Following six months of convalescent leave, Dave thought he was done with Vietnam, but the Army had other ambitions.

Judy recalled her feelings as he got on the airplane to return for a third tour.

“I thought this is it, they’re going to kill him,” Judy said in a quavering voice.

This time he was assigned as a military adviser to the Vietnamese infantry.

While on a recon mission along the border to Cambodia, his chopper was shot down. The pilot put the chopper down for a rough landing without power. Immediately, heavy machine gunfire from three enemy positions increased and Dave knew he was going to die or be captured in a matter of minutes.

In only a few minutes he received a radio call from a Chinook pilot advising him he was on the way to pick them up.
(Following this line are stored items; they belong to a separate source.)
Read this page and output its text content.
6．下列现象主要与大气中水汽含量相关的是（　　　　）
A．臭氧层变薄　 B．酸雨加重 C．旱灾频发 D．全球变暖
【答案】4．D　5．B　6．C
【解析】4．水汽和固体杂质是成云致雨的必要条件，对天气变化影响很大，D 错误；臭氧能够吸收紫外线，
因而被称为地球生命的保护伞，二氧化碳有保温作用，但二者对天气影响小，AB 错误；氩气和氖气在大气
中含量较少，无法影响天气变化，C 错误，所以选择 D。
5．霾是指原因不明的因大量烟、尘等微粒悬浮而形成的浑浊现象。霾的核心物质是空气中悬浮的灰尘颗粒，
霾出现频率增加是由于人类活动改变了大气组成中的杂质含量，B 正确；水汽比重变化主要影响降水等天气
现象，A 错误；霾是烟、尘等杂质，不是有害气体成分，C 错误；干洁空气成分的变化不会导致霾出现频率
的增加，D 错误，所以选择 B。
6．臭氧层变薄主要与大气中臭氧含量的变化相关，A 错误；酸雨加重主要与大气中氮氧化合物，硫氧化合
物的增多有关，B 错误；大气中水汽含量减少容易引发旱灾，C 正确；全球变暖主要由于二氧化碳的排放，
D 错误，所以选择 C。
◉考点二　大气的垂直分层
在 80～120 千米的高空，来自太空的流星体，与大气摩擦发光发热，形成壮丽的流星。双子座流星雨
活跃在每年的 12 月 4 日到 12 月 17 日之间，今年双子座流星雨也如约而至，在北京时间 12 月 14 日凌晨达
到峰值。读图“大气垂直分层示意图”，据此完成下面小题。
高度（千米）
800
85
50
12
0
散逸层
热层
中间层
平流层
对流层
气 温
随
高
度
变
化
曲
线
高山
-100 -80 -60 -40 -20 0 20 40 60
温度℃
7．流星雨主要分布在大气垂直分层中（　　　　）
He advised the pilot that he would be under fire when he came in for a landing.

The pilot’s response was a cool, unconcerned, “Roger that.”

A Chinook is not a combat helicopter. This aircraft is a huge cargo transporter, designed to pick up and deliver large loads of ammunition and supplies.

“When we got back I had the opportunity to talk to the aircraft commander, Bruce Grable, and then he was gone,” Dave said. “Basically, he saved my life. There were no other forces close enough to come get us.”

In the late 1970s and earl y’80s, he tried to find Grable  but was unsuccessful.

Recently he connected with the Chinook’s door gunner, who told him he was sure he was going to die.

As the soldiers ran from their downed chopper, bullets kicked up dirt at their feet and rattled through the aircraft hovering just above the field. Some of the rounds damaged the aircraft. The pilot cleared the tops of the trees by inches and made it back to base.

Dave recalled him saying, “I felt like the hands of God were wrapped around that helicopter, lifting us over those trees.”

“I hadn’t thought about it in that way, but I believe it was more than luck that day,” Dave said. “I’m here by the grace of God. Nobody even got hit. It’s incredible.”

 After his failed attempt at finding the pilot who saved his life, years passed. Then, one day he was watching a television show called “We’ll Meet Again.”

The show brings people who experienced a life-altering event together. He contacted the show and told his story. His savior was found, and together they taped the show that airs at 8 p.m. Nov. 13 on PBS.

And the best part is, the pilot, Bruce Grable  is coming to The Villages to watch the show with the Johnsons.